Por isso me confrange a impreparação na língua portuguesa dos que, com grau universitário ou não, entram na vida activa e no mercado de trabalho.
É nesse contexto que deixo a seguinte história da minha vida profissional.
Durante 12 anos da minha actividade profissional de economista e gestor, fui membro da chamada “Alta Direcção” de um grande Grupo Bancário nacional e administrador do Banco de Investimentos e de outros Bancos do Grupo.
Nessas funções, aí 3 ou 4 vezes por ano, competia-me fazer a entrevista final aos candidatos a colaboradores que já tinham ultrapassado as fases anteriores do processo de selecção.

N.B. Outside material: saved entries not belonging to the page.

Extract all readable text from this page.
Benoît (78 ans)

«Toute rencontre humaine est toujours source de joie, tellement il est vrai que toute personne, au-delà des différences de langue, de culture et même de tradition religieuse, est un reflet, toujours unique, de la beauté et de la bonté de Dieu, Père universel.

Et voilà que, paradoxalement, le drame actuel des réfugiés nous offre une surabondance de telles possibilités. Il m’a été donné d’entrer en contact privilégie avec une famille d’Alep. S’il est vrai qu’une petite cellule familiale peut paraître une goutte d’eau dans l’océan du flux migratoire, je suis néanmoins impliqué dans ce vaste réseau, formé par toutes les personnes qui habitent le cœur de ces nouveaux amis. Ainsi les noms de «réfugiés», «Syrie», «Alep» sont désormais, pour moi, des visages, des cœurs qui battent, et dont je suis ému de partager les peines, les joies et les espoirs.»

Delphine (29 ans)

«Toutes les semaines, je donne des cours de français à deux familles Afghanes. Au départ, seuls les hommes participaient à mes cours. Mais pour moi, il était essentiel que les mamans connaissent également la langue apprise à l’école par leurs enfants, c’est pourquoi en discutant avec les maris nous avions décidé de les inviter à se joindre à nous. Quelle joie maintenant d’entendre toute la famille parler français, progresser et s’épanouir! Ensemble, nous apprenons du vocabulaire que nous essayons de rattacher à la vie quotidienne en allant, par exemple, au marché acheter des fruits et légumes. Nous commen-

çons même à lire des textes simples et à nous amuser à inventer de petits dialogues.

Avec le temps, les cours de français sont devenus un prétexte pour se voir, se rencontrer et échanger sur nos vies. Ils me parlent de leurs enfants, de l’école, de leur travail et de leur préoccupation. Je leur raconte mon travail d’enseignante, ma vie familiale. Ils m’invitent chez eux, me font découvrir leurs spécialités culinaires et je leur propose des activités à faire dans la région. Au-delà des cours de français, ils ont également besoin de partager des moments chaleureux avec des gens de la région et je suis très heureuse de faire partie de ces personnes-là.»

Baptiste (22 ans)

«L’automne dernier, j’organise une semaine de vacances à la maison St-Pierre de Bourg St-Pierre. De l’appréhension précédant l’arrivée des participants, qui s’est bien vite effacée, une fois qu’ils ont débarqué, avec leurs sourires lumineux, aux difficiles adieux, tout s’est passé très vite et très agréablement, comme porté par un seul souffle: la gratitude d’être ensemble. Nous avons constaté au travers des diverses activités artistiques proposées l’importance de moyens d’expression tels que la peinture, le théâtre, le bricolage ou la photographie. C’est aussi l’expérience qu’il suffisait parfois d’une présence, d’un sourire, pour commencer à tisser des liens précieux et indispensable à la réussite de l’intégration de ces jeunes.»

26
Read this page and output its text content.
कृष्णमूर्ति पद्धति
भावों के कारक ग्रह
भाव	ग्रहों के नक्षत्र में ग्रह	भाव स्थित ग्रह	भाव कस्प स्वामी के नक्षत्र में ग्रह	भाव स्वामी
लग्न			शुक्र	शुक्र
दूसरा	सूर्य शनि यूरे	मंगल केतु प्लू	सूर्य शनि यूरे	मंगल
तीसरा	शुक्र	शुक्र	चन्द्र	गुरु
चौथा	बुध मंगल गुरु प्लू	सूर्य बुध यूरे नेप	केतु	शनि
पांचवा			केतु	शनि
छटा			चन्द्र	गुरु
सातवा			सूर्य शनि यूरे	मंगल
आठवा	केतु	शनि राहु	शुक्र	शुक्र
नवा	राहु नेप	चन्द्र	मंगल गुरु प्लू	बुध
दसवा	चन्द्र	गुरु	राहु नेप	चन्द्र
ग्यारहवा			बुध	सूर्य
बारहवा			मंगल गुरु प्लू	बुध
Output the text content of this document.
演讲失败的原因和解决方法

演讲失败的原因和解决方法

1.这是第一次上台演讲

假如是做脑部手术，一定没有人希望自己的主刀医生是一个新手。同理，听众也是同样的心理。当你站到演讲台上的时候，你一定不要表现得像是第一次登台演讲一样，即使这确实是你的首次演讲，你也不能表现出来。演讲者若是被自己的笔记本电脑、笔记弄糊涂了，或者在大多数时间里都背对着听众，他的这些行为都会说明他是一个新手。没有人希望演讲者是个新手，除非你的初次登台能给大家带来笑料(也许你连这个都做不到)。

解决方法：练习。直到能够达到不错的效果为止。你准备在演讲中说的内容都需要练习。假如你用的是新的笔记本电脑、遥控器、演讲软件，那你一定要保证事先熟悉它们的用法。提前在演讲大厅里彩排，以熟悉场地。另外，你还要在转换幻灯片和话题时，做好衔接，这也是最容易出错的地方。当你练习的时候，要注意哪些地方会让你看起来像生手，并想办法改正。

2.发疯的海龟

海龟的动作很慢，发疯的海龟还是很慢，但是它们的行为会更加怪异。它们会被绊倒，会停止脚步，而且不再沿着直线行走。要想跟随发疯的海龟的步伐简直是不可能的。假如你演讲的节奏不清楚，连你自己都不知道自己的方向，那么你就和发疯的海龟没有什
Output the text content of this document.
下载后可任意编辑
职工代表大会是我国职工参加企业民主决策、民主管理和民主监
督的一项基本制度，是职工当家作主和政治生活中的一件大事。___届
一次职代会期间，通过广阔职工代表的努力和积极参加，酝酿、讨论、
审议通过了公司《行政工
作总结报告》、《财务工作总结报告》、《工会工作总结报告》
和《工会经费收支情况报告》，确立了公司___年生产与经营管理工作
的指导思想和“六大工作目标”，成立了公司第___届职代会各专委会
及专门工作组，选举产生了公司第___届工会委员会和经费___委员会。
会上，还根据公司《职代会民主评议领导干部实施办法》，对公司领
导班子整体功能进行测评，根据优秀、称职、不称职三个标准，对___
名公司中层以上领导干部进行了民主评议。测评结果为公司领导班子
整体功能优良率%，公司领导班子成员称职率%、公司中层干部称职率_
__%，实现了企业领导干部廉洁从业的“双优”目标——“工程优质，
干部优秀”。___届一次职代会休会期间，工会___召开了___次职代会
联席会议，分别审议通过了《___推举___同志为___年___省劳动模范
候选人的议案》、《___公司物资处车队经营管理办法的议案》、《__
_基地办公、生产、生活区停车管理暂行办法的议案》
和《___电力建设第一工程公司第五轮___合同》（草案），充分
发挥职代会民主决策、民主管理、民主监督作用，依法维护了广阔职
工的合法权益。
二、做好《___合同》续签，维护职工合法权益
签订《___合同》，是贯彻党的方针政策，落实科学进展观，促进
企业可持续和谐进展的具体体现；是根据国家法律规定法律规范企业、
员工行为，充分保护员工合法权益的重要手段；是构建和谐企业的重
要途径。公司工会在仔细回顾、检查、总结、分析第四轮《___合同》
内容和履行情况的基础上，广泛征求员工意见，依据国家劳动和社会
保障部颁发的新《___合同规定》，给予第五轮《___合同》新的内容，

Durante a entrevista, interessava-me sobretudo saber quais os conhecimentos gerais, a cultura do candidato, o seu grau de preparação, a sua apetência profissional.
Na "cultura do Banco", a formação e o dia a dia se encarregariam do resto...
Dos conhecimentos especializados interessava-me apreender aqueles que o poderiam recomendar para uma área específica do Banco, quando para tal surgisse oportunidade.
Nesse contexto, procurava saber qual o “relacionamento” do candidato com a literatura, a história, a filosofia, a música, as artes e, em geral, com a cultura.
Confesso que a experiência foi desastrosa.
Das centenas de entrevistas feitas, poucos, mas muitíssimo poucos, candidatos eram capazes de indicar, de imediato, o nome de dois escritores portugueses.
Quando Saramago ganhou o Nobel, foi a sorte grande: quase todos o indicavam, por obra de ouvirem na televisão.
E nomes de livros? Uma verdadeira desgraça!
Conheciam algum livro de Herculano, ou de Camilo, ou de Namora, ou de Torga?
Era o zero quase absoluto!...
Aliás, a grande maioria nunca tinha lido um livro completo.
Perguntados se não havia livros de leitura obrigatória na Escola, respondiam que liam os resumos, de modo a poderem responder alguma coisa aos professores.
Aprendi então que havia resumos no ensino secundário, os quais substituíam os livros recomendados!...
Confesso também que uma vez fiquei embaraçado, quando uma candidata me referiu, depois de uma ligeira pausa, o nome de Paulo Coelho. De facto, eu não conhecia o escritor. Procurei que ela me dissesse algo mais, mas, para além do nome, nada mais sabia, a não ser que era o livro que uma prima que viera do Brasil andava a ler.
Muitos candidatos eram licenciados, alguns muitíssimo bem preparados em matérias específicas.
Raramente ficava nada tranquilo com os pareceres que dava.
Se eram negativos, estava a vedar a entrada do candidato numa profissão.
Se eram positivos, estava a fazer admitir futuros tecnocratas, sem cultura ou qualquer visão minimamente global do homem: não estava certamente a fazer admitir bons colaboradores.
Da experiência ganhei uma coisa: fiquei a saber quem era o Paulo Coelho!...
1 comentário:
Sou professor universitário e, ao longo dos anos, tem-me acontecido aperceber-me de que as alunas por vezes têm na carteira o livro que andam a ler nesse momento. Até hoje, com uma única excepção, tratou-se sempre de algum livro do Paulo Coelho. Já agora, a excepção foi, por acaso, o primeiro romance que eu li, O meu pé de laranja lima de José Mauro de Vasconcelos.
Escrevi «as alunas» no parágrafo anterior porque nunca vi um aluno com um livro.